What are the rules for shopping?

Shops are open. Numbers allowed in at any one time are limited with a legal maximum of one person per four square metres including staff (tricky in some of Malta’s smaller shops). Queues to go in are usually not too long, and orderly - the Maltese queue almost like the British (a legacy of the colonial era). There is a legal requirement to wear a mask inside.

What are the rules in hotels?

Masks need to be worn in all indoor areas of hotels except your own room, swimming pools, gyms and when seated to eat or drink. Buffets are now allowed but they are required to be ‘assisted’ ie served by staff. Social distancing is expected (and variably observed) and lifts are supposed to be limited to one household at a time (also with mixed compliance). Restaurant rules apply in hotels as elsewhere. Whatever the rules may say, people do not wear masks while sunbathing around the pool.

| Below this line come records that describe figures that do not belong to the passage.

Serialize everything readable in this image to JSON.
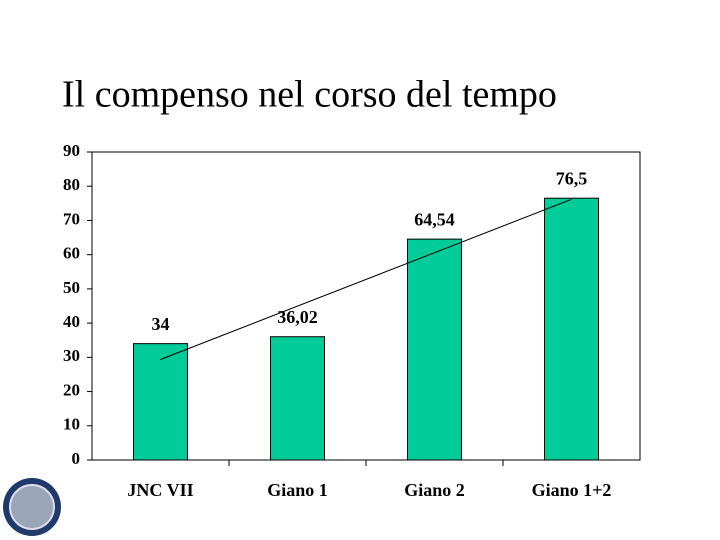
{
  "chart_data": {
    "type": "bar",
    "title": "Il compenso nel corso del tempo",
    "categories": [
      "JNC VII",
      "Giano 1",
      "Giano 2",
      "Giano 1+2"
    ],
    "values": [
      34,
      36.02,
      64.54,
      76.5
    ],
    "value_labels": [
      "34",
      "36,02",
      "64,54",
      "76,5"
    ],
    "color": "#00cc99",
    "ylim": [
      0,
      90
    ],
    "yticks": [
      0,
      10,
      20,
      30,
      40,
      50,
      60,
      70,
      80,
      90
    ],
    "trendline": "linear"
  }
}
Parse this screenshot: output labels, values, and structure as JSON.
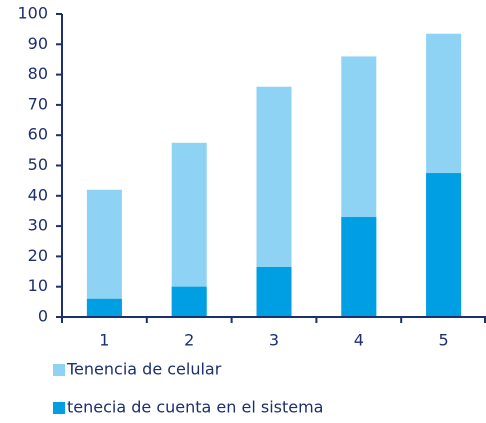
{
  "chart_data": {
    "type": "bar",
    "overlap": true,
    "categories": [
      "1",
      "2",
      "3",
      "4",
      "5"
    ],
    "series": [
      {
        "name": "Tenencia de celular",
        "color": "#8ed3f3",
        "values": [
          42,
          57.5,
          76,
          86,
          93.5
        ]
      },
      {
        "name": "tenecia de cuenta en el sistema",
        "color": "#009fe3",
        "values": [
          6,
          10,
          16.5,
          33,
          47.5
        ]
      }
    ],
    "ylim": [
      0,
      100
    ],
    "yticks": [
      0,
      10,
      20,
      30,
      40,
      50,
      60,
      70,
      80,
      90,
      100
    ],
    "grid": false
  }
}
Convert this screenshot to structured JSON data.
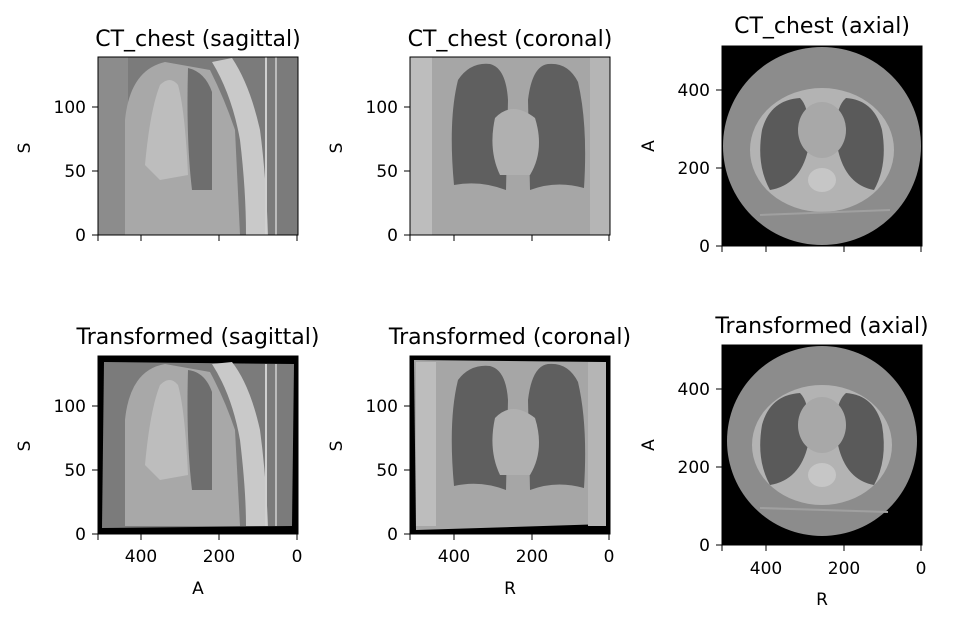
{
  "panels": [
    {
      "title": "CT_chest (sagittal)",
      "ylabel": "S",
      "xlabel": "",
      "yticks": [
        "0",
        "50",
        "100"
      ],
      "xticks": [
        "",
        "",
        ""
      ],
      "view": "sagittal"
    },
    {
      "title": "CT_chest (coronal)",
      "ylabel": "S",
      "xlabel": "",
      "yticks": [
        "0",
        "50",
        "100"
      ],
      "xticks": [
        "",
        "",
        ""
      ],
      "view": "coronal"
    },
    {
      "title": "CT_chest (axial)",
      "ylabel": "A",
      "xlabel": "",
      "yticks": [
        "0",
        "200",
        "400"
      ],
      "xticks": [
        "",
        "",
        ""
      ],
      "view": "axial"
    },
    {
      "title": "Transformed (sagittal)",
      "ylabel": "S",
      "xlabel": "A",
      "yticks": [
        "0",
        "50",
        "100"
      ],
      "xticks": [
        "400",
        "200",
        "0"
      ],
      "view": "sagittal"
    },
    {
      "title": "Transformed (coronal)",
      "ylabel": "S",
      "xlabel": "R",
      "yticks": [
        "0",
        "50",
        "100"
      ],
      "xticks": [
        "400",
        "200",
        "0"
      ],
      "view": "coronal"
    },
    {
      "title": "Transformed (axial)",
      "ylabel": "A",
      "xlabel": "R",
      "yticks": [
        "0",
        "200",
        "400"
      ],
      "xticks": [
        "400",
        "200",
        "0"
      ],
      "view": "axial"
    }
  ]
}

Comino's Blue Lagoon - Getty
Comino's Blue Lagoon - Getty

What are the rules on public transport?

Masks must be worn on buses, ferries and taxis by both passengers and drivers/staff. Compliance is good on boarding; not quite so good during the journey. Capacity is reduced – for example to 65% on ferries – and you can now pay contactless on buses as well as at ticket offices and online (including for some taxis). The Gozo ferry terminals have closed some seating to encourage social distancing.

Shall I take cash, or pay for everything on card?

Cards – including contactless - are accepted almost everywhere, even, since Covid, on buses. But market stalls and kiosks mostly only accept cash. There are, though, plenty of ATMs.

Do I need to take a test before travelling back to England?

Yes. Even though Malta is on the green list, you must take a test 72 hours before travelling home. More information can be found here.

What is the case rate in Malta?

Malta has recorded 311 cases per 100,000 over the last seven days. This amounts to a 138.89% week-on-week increase. There have, however, been 0 deaths recorded.

How is Malta's vaccination drive going?

88.98% of the population has received a first dose. 82.96% of the population has received a second dose.